Nation

TEACHERS’ GROUP HITS ANTI-COMMUNIST TASK FORCE

/ 20 February 2021

THE ALLIANCE of Concerned Teachers condemned the National Task Force to End Local Communist Armed Conflict for its “aggressive moves” in red-tagging groups.

It accused the task force of using the Department of Education “in promoting red-tagging, human rights violations, war and state terrorism.”

The group also hit the DepEd for being an accomplice to the NTF-ELCAC’s “nonsensical red-tagging spree.”

ACT said there was a directive from the Department of Education requiring teachers to attend webinars to be held by the task force.

The group got hold of a memorandum issued by Education Undersecretary Alain Pascua dated February 2, 2020, instructing all units to “immediately submit” the names of nine representatives to the ELCAC per DepEd region and division, and directing the concerned personnel to attend the regional meetings of ELCAC task forces.

ACT said it also monitored an NTF-ELCAC webinar for Pasig City public school teachers on Thursday where legal progressive groups were tagged as front organizations of the Communist Party of the Philippines and the New People’s Army.

“In the past months, we have seen how the NTF-ELCAC have high-handedly acted against the very objectives of education — spreading erroneous information, spewing baseless lies, indiscriminately red-tagging, inviting harm to people and declaring war against dissent.

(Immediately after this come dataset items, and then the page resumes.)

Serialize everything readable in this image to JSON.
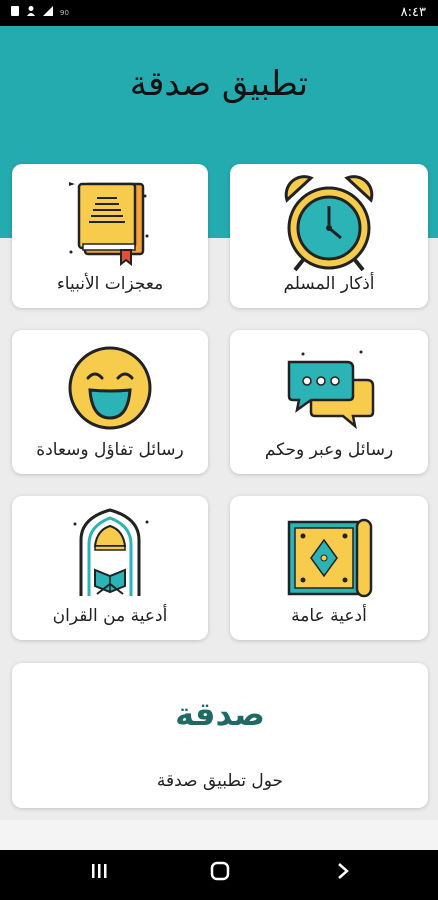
{
  "status_bar": {
    "time": "٨:٤٣",
    "tiny": "90"
  },
  "header": {
    "title": "تطبيق صدقة"
  },
  "cards": [
    {
      "label": "أذكار المسلم",
      "icon": "alarm-clock-icon"
    },
    {
      "label": "معجزات الأنبياء",
      "icon": "book-icon"
    },
    {
      "label": "رسائل وعبر وحكم",
      "icon": "chat-bubbles-icon"
    },
    {
      "label": "رسائل تفاؤل وسعادة",
      "icon": "laughing-face-icon"
    },
    {
      "label": "أدعية عامة",
      "icon": "prayer-rug-icon"
    },
    {
      "label": "أدعية من القران",
      "icon": "mosque-quran-icon"
    }
  ],
  "about": {
    "logo": "صدقة",
    "label": "حول تطبيق صدقة"
  },
  "colors": {
    "accent": "#24abb0",
    "yellow": "#f7cc4c",
    "logo": "#1e6b63"
  }
}
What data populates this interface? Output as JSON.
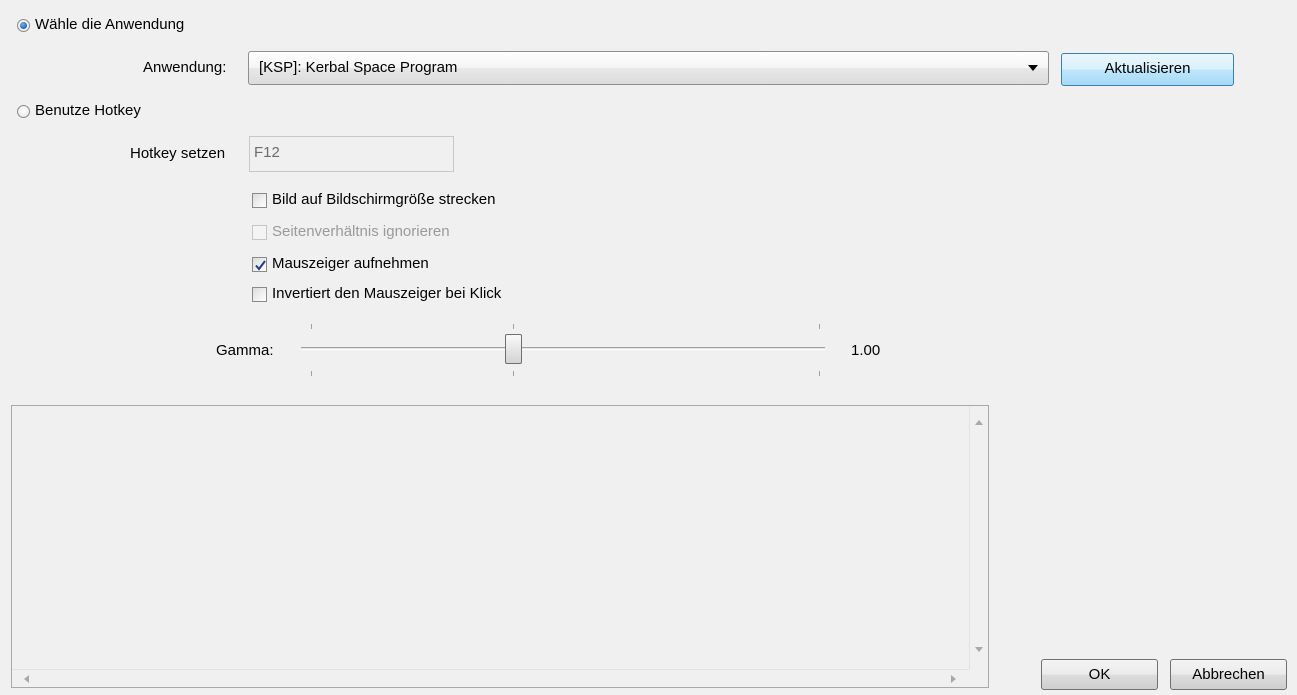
{
  "mode": {
    "app_radio_label": "Wähle die Anwendung",
    "hotkey_radio_label": "Benutze Hotkey",
    "selected": "application"
  },
  "application": {
    "label": "Anwendung:",
    "selected_value": "[KSP]: Kerbal Space Program",
    "refresh_button": "Aktualisieren"
  },
  "hotkey": {
    "label": "Hotkey setzen",
    "value": "F12"
  },
  "options": [
    {
      "label": "Bild auf Bildschirmgröße strecken",
      "checked": false,
      "enabled": true
    },
    {
      "label": "Seitenverhältnis ignorieren",
      "checked": false,
      "enabled": false
    },
    {
      "label": "Mauszeiger aufnehmen",
      "checked": true,
      "enabled": true
    },
    {
      "label": "Invertiert den Mauszeiger bei Klick",
      "checked": false,
      "enabled": true
    }
  ],
  "gamma": {
    "label": "Gamma:",
    "value": "1.00"
  },
  "buttons": {
    "ok": "OK",
    "cancel": "Abbrechen"
  },
  "colors": {
    "background": "#f0f0f0",
    "focus_button": "#bee6fd",
    "radio_selected": "#1f5fb6"
  }
}
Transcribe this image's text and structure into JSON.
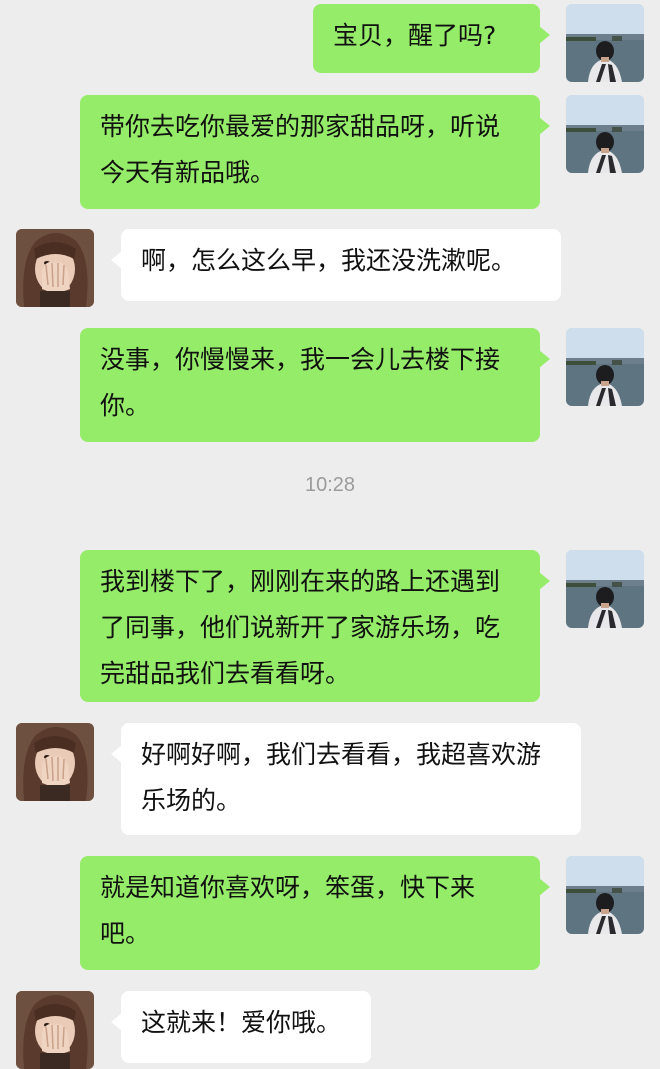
{
  "chat": {
    "messages": [
      {
        "sender": "me",
        "text": "宝贝，醒了吗?"
      },
      {
        "sender": "me",
        "text": "带你去吃你最爱的那家甜品呀，听说今天有新品哦。"
      },
      {
        "sender": "her",
        "text": "啊，怎么这么早，我还没洗漱呢。"
      },
      {
        "sender": "me",
        "text": "没事，你慢慢来，我一会儿去楼下接你。"
      },
      {
        "sender": "me",
        "text": "我到楼下了，刚刚在来的路上还遇到了同事，他们说新开了家游乐场，吃完甜品我们去看看呀。"
      },
      {
        "sender": "her",
        "text": "好啊好啊，我们去看看，我超喜欢游乐场的。"
      },
      {
        "sender": "me",
        "text": "就是知道你喜欢呀，笨蛋，快下来吧。"
      },
      {
        "sender": "her",
        "text": "这就来！爱你哦。"
      }
    ],
    "timestamp": "10:28"
  },
  "colors": {
    "background": "#ededed",
    "my_bubble": "#95ec69",
    "her_bubble": "#ffffff",
    "text": "#111111",
    "timestamp": "#9b9b9b"
  },
  "icons": {
    "my_avatar": "man-by-lake-avatar",
    "her_avatar": "girl-covering-face-avatar"
  }
}
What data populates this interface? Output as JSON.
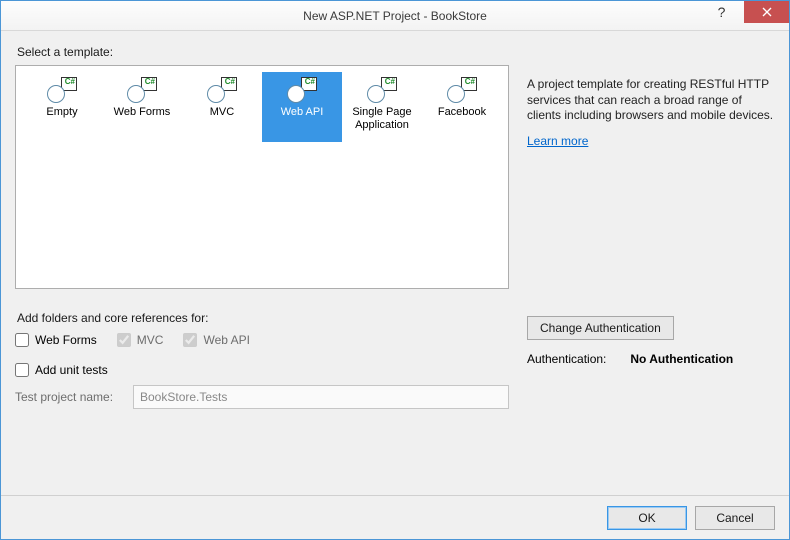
{
  "title": "New ASP.NET Project - BookStore",
  "select_template_label": "Select a template:",
  "templates": [
    {
      "label": "Empty",
      "selected": false
    },
    {
      "label": "Web Forms",
      "selected": false
    },
    {
      "label": "MVC",
      "selected": false
    },
    {
      "label": "Web API",
      "selected": true
    },
    {
      "label": "Single Page Application",
      "selected": false
    },
    {
      "label": "Facebook",
      "selected": false
    }
  ],
  "description": "A project template for creating RESTful HTTP services that can reach a broad range of clients including browsers and mobile devices.",
  "learn_more": "Learn more",
  "refs_label": "Add folders and core references for:",
  "refs": {
    "web_forms": {
      "label": "Web Forms",
      "checked": false,
      "enabled": true
    },
    "mvc": {
      "label": "MVC",
      "checked": true,
      "enabled": false
    },
    "web_api": {
      "label": "Web API",
      "checked": true,
      "enabled": false
    }
  },
  "unit_tests": {
    "label": "Add unit tests",
    "checked": false
  },
  "test_project_label": "Test project name:",
  "test_project_value": "BookStore.Tests",
  "change_auth_label": "Change Authentication",
  "auth_label": "Authentication:",
  "auth_value": "No Authentication",
  "buttons": {
    "ok": "OK",
    "cancel": "Cancel"
  }
}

This malevolence has no place in education that aims to pursue scientific knowledge and to promote justice, peace and human rights,” Raymond Basilio, the group’s secretary general, said.

Basilio condemned the task force for naming ACT as a communist front organization based on a video of Prof. Jose Maria Sison in the 1980s enumerating the “legal democratic forces in the country” as proof to its claim.

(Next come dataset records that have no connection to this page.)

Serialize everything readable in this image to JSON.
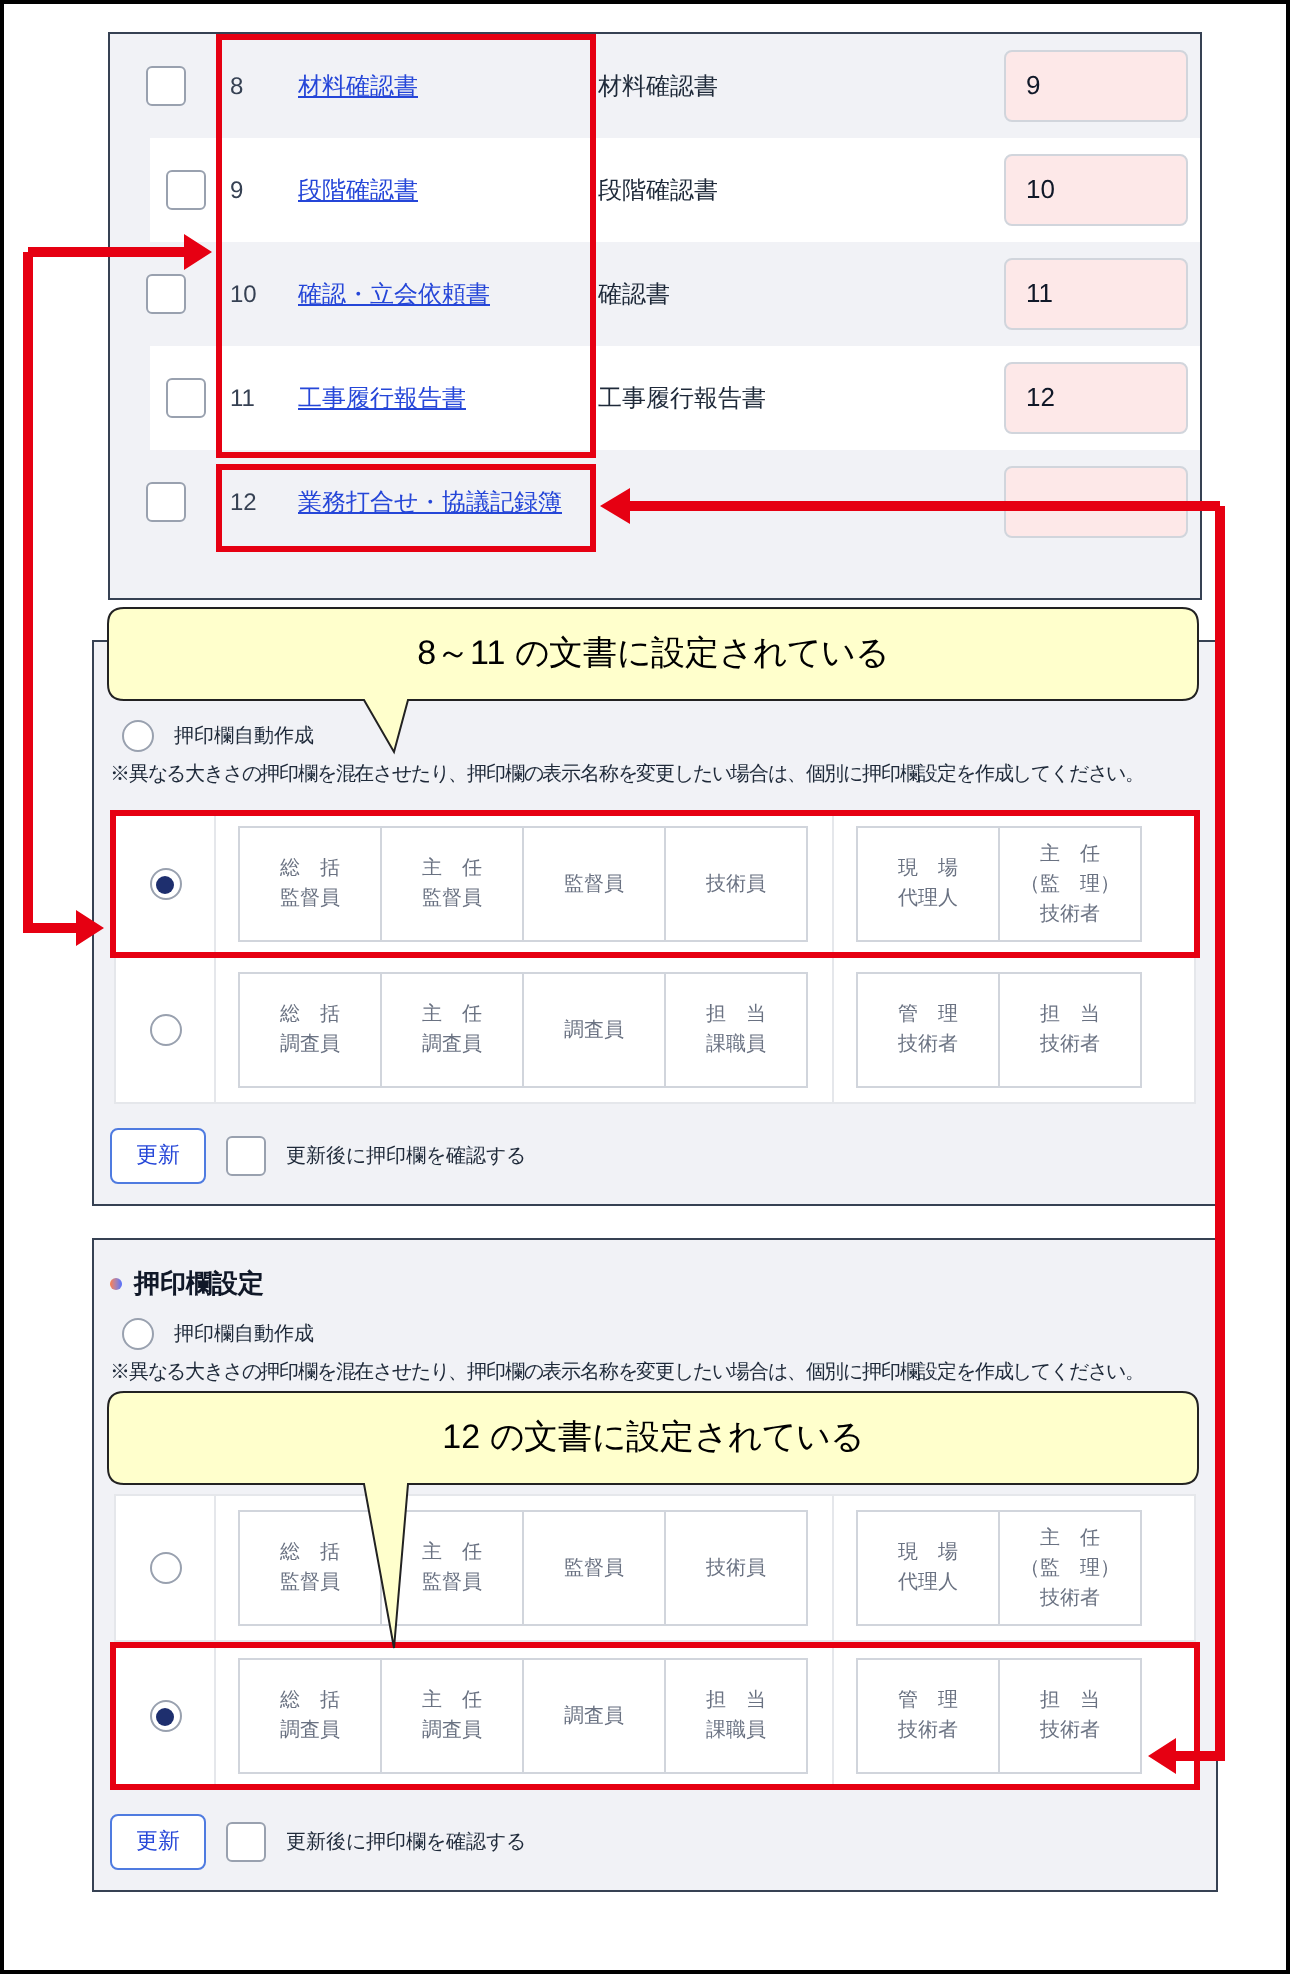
{
  "documents": {
    "rows": [
      {
        "number": "8",
        "link": "材料確認書",
        "description": "材料確認書",
        "value": "9",
        "checked": false
      },
      {
        "number": "9",
        "link": "段階確認書",
        "description": "段階確認書",
        "value": "10",
        "checked": false
      },
      {
        "number": "10",
        "link": "確認・立会依頼書",
        "description": "確認書",
        "value": "11",
        "checked": false
      },
      {
        "number": "11",
        "link": "工事履行報告書",
        "description": "工事履行報告書",
        "value": "12",
        "checked": false
      },
      {
        "number": "12",
        "link": "業務打合せ・協議記録簿",
        "checked": false
      }
    ]
  },
  "panels": [
    {
      "callout": "8～11 の文書に設定されている",
      "auto_option": {
        "label": "押印欄自動作成",
        "selected": false
      },
      "note": "※異なる大きさの押印欄を混在させたり、押印欄の表示名称を変更したい場合は、個別に押印欄設定を作成してください。",
      "stamp_rows": [
        {
          "selected": true,
          "highlighted": true,
          "groups": [
            [
              [
                "総　括",
                "監督員"
              ],
              [
                "主　任",
                "監督員"
              ],
              [
                "監督員"
              ],
              [
                "技術員"
              ]
            ],
            [
              [
                "現　場",
                "代理人"
              ],
              [
                "主　任",
                "（監　理）",
                "技術者"
              ]
            ]
          ]
        },
        {
          "selected": false,
          "highlighted": false,
          "groups": [
            [
              [
                "総　括",
                "調査員"
              ],
              [
                "主　任",
                "調査員"
              ],
              [
                "調査員"
              ],
              [
                "担　当",
                "課職員"
              ]
            ],
            [
              [
                "管　理",
                "技術者"
              ],
              [
                "担　当",
                "技術者"
              ]
            ]
          ]
        }
      ],
      "update_button": "更新",
      "confirm": {
        "label": "更新後に押印欄を確認する",
        "checked": false
      }
    },
    {
      "title": "押印欄設定",
      "callout": "12 の文書に設定されている",
      "auto_option": {
        "label": "押印欄自動作成",
        "selected": false
      },
      "note": "※異なる大きさの押印欄を混在させたり、押印欄の表示名称を変更したい場合は、個別に押印欄設定を作成してください。",
      "stamp_rows": [
        {
          "selected": false,
          "highlighted": false,
          "groups": [
            [
              [
                "総　括",
                "監督員"
              ],
              [
                "主　任",
                "監督員"
              ],
              [
                "監督員"
              ],
              [
                "技術員"
              ]
            ],
            [
              [
                "現　場",
                "代理人"
              ],
              [
                "主　任",
                "（監　理）",
                "技術者"
              ]
            ]
          ]
        },
        {
          "selected": true,
          "highlighted": true,
          "groups": [
            [
              [
                "総　括",
                "調査員"
              ],
              [
                "主　任",
                "調査員"
              ],
              [
                "調査員"
              ],
              [
                "担　当",
                "課職員"
              ]
            ],
            [
              [
                "管　理",
                "技術者"
              ],
              [
                "担　当",
                "技術者"
              ]
            ]
          ]
        }
      ],
      "update_button": "更新",
      "confirm": {
        "label": "更新後に押印欄を確認する",
        "checked": false
      }
    }
  ]
}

“The NTF-ELCAC is essentially threatening the 180,000 teacher-members of ACT with government repression on the sole basis of a video which either they failed to understand or intentionally misinterpreted. Any discerning audience would comprehend that the video tried to explain that legal organizations are separate and distinct from the armed underground movement,” Basilio said.

“Sa bigat ng trabaho ng mga guro at opisyal ngayon, aabalahin pa ba sila sa ganitong mga walang kakwenta-kwentang bagay? Sa dami ng problema ng edukasyon, ito pa ba ang uunahin ng DepEd?” Basilio said.

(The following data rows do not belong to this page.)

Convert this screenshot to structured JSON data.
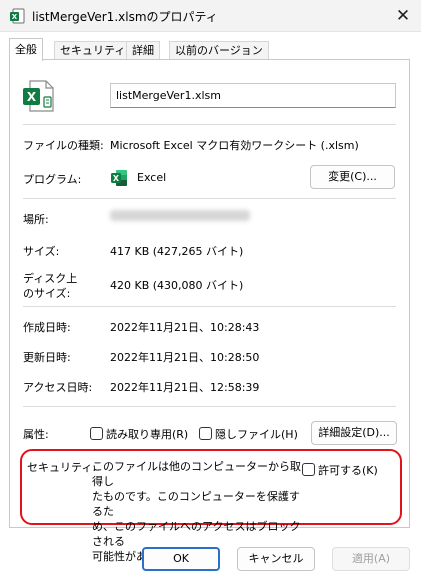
{
  "window": {
    "title": "listMergeVer1.xlsmのプロパティ",
    "close_glyph": "✕"
  },
  "tabs": [
    {
      "label": "全般",
      "active": true
    },
    {
      "label": "セキュリティ",
      "active": false
    },
    {
      "label": "詳細",
      "active": false
    },
    {
      "label": "以前のバージョン",
      "active": false
    }
  ],
  "general": {
    "file_name": "listMergeVer1.xlsm",
    "file_type_label": "ファイルの種類:",
    "file_type_value": "Microsoft Excel マクロ有効ワークシート (.xlsm)",
    "program_label": "プログラム:",
    "program_value": "Excel",
    "change_button": "変更(C)...",
    "location_label": "場所:",
    "size_label": "サイズ:",
    "size_value": "417 KB (427,265 バイト)",
    "disk_size_label_1": "ディスク上",
    "disk_size_label_2": "のサイズ:",
    "disk_size_value": "420 KB (430,080 バイト)",
    "created_label": "作成日時:",
    "created_value": "2022年11月21日、10:28:43",
    "modified_label": "更新日時:",
    "modified_value": "2022年11月21日、10:28:50",
    "accessed_label": "アクセス日時:",
    "accessed_value": "2022年11月21日、12:58:39",
    "attributes_label": "属性:",
    "readonly_label": "読み取り専用(R)",
    "hidden_label": "隠しファイル(H)",
    "advanced_button": "詳細設定(D)...",
    "security_label": "セキュリティ:",
    "security_lines": [
      "このファイルは他のコンピューターから取得し",
      "たものです。このコンピューターを保護するた",
      "め、このファイルへのアクセスはブロックされる",
      "可能性があります。"
    ],
    "unblock_label": "許可する(K)"
  },
  "footer": {
    "ok": "OK",
    "cancel": "キャンセル",
    "apply": "適用(A)"
  },
  "colors": {
    "excel_green": "#107c41",
    "highlight_red": "#e0121a",
    "primary_border": "#2a6fc9"
  }
}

He urged  DepEd officials to “contemplate if they are still standing for what is right and what education aims to fulfill.”

“Many of our DepEd officials now used to be staunch activists and human rights defenders. Ano na po ang nangyari? Maaatim ba ninyong magpahamak ng guro at maging bahagi kayo ng panunupil? Is this how you want to be judged by history?” Basilio said.